California's own regulators have found this pattern deeply concerning. For residential treatment denials, the state Department of Managed Health Care overturns health plan decisions 76% of the time when appeals are reviewed. A CalMatters investigation found that a small number of physicians contracting with health plans appear to deny nearly every behavioral health appeal they review — and that regulators have no statutory authority to track these individual reviewers' decisions.
Ryan Matlock's appeal was denied even after it was filed.

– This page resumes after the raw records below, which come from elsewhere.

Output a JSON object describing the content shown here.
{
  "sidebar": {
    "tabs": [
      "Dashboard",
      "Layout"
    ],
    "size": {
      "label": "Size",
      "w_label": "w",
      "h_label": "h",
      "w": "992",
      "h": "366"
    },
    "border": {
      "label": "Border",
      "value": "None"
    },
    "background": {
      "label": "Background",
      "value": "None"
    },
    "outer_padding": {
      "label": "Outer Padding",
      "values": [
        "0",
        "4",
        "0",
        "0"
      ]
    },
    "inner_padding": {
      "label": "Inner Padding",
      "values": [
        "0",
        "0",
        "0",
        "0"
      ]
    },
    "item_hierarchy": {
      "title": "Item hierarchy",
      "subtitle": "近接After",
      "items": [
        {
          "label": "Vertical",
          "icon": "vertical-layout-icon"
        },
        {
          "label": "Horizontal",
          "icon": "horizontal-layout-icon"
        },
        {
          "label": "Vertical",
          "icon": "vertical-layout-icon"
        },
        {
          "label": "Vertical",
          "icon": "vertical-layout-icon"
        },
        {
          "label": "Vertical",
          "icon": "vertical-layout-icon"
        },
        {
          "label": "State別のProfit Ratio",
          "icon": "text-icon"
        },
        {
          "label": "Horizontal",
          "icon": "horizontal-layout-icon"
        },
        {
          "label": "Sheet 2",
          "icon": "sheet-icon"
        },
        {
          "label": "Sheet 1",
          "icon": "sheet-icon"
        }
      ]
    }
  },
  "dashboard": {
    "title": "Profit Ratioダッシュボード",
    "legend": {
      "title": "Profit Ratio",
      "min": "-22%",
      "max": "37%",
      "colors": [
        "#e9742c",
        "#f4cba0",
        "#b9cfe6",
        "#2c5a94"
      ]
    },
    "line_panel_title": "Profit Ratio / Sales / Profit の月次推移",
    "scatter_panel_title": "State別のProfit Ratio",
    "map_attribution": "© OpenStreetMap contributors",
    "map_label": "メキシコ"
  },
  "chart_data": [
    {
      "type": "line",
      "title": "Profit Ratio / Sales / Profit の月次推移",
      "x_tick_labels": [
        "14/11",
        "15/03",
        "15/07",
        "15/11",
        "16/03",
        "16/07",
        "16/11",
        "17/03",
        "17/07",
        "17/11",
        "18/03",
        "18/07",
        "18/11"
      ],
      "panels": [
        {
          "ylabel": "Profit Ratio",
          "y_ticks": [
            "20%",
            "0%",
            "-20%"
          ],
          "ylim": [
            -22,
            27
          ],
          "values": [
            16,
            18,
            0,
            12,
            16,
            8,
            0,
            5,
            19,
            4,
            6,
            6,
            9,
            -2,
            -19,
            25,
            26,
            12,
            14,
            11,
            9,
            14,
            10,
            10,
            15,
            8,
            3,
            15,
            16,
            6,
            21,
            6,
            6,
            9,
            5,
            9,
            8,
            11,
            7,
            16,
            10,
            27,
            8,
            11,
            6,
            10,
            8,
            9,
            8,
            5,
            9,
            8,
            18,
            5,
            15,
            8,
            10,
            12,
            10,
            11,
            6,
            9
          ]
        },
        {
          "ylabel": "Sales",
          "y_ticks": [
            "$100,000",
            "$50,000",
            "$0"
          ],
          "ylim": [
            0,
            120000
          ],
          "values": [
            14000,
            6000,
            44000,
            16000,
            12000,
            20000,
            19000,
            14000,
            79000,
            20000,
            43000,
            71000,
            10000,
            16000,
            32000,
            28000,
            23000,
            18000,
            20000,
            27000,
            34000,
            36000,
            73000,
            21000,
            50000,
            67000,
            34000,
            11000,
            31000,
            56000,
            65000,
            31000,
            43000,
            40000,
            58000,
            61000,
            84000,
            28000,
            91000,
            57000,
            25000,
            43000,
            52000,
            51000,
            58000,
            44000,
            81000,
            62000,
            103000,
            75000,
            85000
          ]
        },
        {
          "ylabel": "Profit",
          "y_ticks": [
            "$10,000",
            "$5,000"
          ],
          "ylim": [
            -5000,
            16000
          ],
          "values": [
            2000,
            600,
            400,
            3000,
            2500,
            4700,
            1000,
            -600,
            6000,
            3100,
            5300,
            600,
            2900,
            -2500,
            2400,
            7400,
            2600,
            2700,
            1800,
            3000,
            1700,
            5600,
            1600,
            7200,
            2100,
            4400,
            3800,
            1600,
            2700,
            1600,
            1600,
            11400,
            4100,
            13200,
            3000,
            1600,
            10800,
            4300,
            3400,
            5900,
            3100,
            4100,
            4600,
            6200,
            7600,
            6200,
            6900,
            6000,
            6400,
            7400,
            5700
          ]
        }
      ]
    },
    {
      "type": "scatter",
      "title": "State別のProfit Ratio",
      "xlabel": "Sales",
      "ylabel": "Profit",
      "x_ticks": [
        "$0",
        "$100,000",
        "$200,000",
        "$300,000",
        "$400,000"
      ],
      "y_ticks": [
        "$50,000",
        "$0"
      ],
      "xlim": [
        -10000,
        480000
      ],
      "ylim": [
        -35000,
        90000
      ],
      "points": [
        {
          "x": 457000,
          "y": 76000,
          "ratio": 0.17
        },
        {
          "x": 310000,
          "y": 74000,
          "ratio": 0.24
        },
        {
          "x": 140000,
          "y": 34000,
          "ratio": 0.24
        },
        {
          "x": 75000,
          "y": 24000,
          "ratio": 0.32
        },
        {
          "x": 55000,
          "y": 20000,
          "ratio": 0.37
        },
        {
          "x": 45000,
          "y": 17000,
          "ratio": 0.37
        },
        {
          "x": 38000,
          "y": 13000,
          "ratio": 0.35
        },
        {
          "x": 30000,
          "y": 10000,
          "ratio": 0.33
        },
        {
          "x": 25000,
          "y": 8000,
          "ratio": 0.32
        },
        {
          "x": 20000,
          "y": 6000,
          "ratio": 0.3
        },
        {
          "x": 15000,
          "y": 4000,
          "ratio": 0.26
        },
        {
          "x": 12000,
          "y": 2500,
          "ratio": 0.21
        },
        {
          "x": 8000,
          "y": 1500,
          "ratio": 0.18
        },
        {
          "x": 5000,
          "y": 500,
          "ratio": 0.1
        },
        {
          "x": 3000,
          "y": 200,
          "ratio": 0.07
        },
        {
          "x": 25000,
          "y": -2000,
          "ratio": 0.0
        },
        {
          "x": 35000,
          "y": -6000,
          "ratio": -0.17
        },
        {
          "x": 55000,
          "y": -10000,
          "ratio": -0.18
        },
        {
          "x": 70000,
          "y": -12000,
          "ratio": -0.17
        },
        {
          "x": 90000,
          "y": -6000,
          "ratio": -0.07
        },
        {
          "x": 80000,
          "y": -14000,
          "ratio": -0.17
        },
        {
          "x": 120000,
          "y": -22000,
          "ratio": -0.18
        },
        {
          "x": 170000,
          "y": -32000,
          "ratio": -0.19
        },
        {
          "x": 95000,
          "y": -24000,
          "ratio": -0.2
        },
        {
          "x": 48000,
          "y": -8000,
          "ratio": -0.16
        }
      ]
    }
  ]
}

He did not survive the window between the denial and any further recourse.
The Same Pattern — The Same Data — The Same Gap
The 76% overturn rate for California residential treatment denials mirrors the 81.7% national overturn rate documented across all Medicare Advantage prior authorizations. The mechanism is identical: a reviewer employed by the insurer overrides the treating physician's recommendation. An independent party, when asked to evaluate the same case, disagrees — overwhelmingly, consistently, across specialties and across states.
Under the Clinical Integrity Amendment's § 2, the reviewing physician would be required to hold current board certification in the same or directly relevant specialty as the treating physician, and to certify under penalty of perjury that they reviewed all submitted clinical data. Under § 5, an overturn by an independent reviewer would trigger mandatory reporting of that physician to their State Medical Board.
Neither protection existed for Ryan Matlock.
See §§ 2 and 5 of the Clinical Integrity Amendment in The Remedy Room →Legal Status
Christine Dougherty filed a wrongful death lawsuit against U.S. Behavioral Health Plan of California (OptumHealth Behavioral Solutions), alleging the plan denied her son's continued stay for financial reasons in disregard of what his treating physicians deemed medically necessary. An appellate court upheld the plan's arbitration clause, sending the case to arbitration.
Dougherty told CalMatters she is driven by her son's last days and by the hope of preventing other families from enduring the same outcome. She described Ryan as having felt like he was "just a number" to the plan that made the decision to discharge him.